—El diente que muerde carne está en la boca, el diente que muerde hombre está en el alma —sentenció el Khan conteniendo la cólera.
Escupí su dedo. No lo quería.
—Aunque te cubras de sedas tu sombra será negra; aunque comas grasa, tu mierda será apestosa —repliqué con rabia, y ofrecí mi cuello desnudo a su espada. Deseaba morir, había fingido tanta sumisión para lograr tan poco… Pero su espada no me cortó la cabeza, mi Khan fue más perverso.
—Hoy no encontrarás la muerte, ni mañana. Pero la desearás.
Y reclamó a gritos al herrero. Exigió para mis tobillos nuevas cadenas, y para mi cuello, un grillete.
— Estas cadenas, Marat, las arrastrarás de por vida y todos te conocerán por “perra que muerde”. No servirán de excusa para no cumplir con tus obligaciones. Día que faltes en alguna labor, día que no comerás. Y comerás sólo por las noches, de los restos de mi cena.
Por orden del Khan levanté una tienda al lado de su yurta, pequeña y humilde, con una abertura en el techo por donde sale el humo de mi hogar. Tres días han pasado, tres días en los que he permanecido aquí. Veo las mismas estrellas en el cielo oscuro, y de día, un rayo de claridad me ilumina la cara. No necesito más. ¡Ojalá hubiera servido de alimento al lobo!
—Marat, come. Si mueres tú, ya nadie más quedará de nuestro clan —susurra una voz de niña triste, su mano deja un cuenco de comida a mi lado. Y canta para mí, en susurros que acarician el alma.
Oh niña, qué importan las cadenas
si no pueden sujetar tu corazón.
Oh niña, qué más da como te llamen
si tú ya eres una leyenda viva.
—Come, Marat —dice la voz mientras sus manos me untan de grasa los cabellos—, porque si mueres, ya no tendré a nadie a quien amar.
Sus manos desenredan mi cabeza con suavidad, y se marcha. Una lágrima resbala por mi mejilla, no estoy sola. Y comí.
Busqué en el poblado a alguna superviviente de mi clan, quería regalar una sonrisa a la persona que había ganado mi vida. Pero no reconocí a nadie. Pregunté a una de las esposas del Khan, la menos hostil, qué había sido de las otras niñas.
—Al menos una debía quedar —repuse.
—Ninguna sobrevivió, vuestro clan es débil. Me alegro de que nuestros hombres no hayan tenido hijos con vosotras, ¡sin duda tendríamos que sacrificarlos!
—¿Ninguna? No es posible.
—Basta, baja al arroyo por leña. Allí las ramas no están congeladas.
Apenas podía andar con las cadenas. Era una temeridad aproximarse al lecho helado del torrente, pero obedecí. En cuanto mi pie holló la ribera resbalé en su hielo y rodé hasta el agua, donde mi cabeza detuvo la caída contra una piedra. No sentí dolor, ni frío; sólo un vértigo que no desaparecía tras el golpe.

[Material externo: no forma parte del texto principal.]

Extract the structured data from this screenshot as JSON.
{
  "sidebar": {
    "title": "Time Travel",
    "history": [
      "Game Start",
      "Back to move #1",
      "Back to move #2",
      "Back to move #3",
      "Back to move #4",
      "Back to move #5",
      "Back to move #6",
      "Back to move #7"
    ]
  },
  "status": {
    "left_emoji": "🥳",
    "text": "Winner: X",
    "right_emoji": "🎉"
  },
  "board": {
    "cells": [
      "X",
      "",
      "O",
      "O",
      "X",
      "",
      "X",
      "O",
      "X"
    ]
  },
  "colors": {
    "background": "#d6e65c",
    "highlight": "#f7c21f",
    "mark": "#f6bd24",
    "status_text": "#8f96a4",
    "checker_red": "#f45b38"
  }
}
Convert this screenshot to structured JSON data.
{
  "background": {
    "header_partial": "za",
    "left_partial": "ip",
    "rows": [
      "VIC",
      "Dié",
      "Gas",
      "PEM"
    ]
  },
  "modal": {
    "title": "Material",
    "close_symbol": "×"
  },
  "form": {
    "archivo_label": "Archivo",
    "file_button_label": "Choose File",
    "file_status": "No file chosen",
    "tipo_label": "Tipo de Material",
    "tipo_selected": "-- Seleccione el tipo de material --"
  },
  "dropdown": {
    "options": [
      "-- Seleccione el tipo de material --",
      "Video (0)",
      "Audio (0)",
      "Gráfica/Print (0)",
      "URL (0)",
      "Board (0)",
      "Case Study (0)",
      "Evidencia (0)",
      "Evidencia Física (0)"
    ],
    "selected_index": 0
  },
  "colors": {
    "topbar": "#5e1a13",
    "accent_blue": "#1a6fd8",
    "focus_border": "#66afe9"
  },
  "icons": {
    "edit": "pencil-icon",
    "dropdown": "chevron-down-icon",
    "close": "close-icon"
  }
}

—¿Crees que ahí encontrarás leña? —se burló la mujer— ¡Aunque seas la perra favorita del khan, no tardarás mucho en morir!
Y desapareció de mi vista nublada. Todo oscureció... Por fin muero. Pero desperté en mi tienda, una cataplasma de hierbas curativas cubría mi sien herida. Un fuego ardía en el interior del círculo de piedras.
—Yo cuidaré de ti, Marat —susurró la voz de una niña desde la oscuridad.
—¿Por qué escondes tu cara? ¿Por qué no te encuentro durante el día?
—Porque no puedes verme, porque desapareceré para siempre si tu mirada me sorprende. ¿Eso es lo que quieres?
—No, pero creía que eras como yo.
—Soy como tú, Marat —concluyó la voz ofreciendo sus manos, para que las tocara.
Y yo se las tomé entre las mías, y la atraje hacia mí. Y allí, donde la luz cenital de la tienda hacía brillar mi pelo la vi. Era como ver mi reflejo en aguas mansas, su sonrisa era la mía y su tristeza también. Cuando comprendí quien era, la niña desapareció; mis manos sólo estrechaban vacíos en el aire. Sin embargo mi ánimo estaba doblemente fortalecido. En mi pecho latía un corazón maduro y fuerte.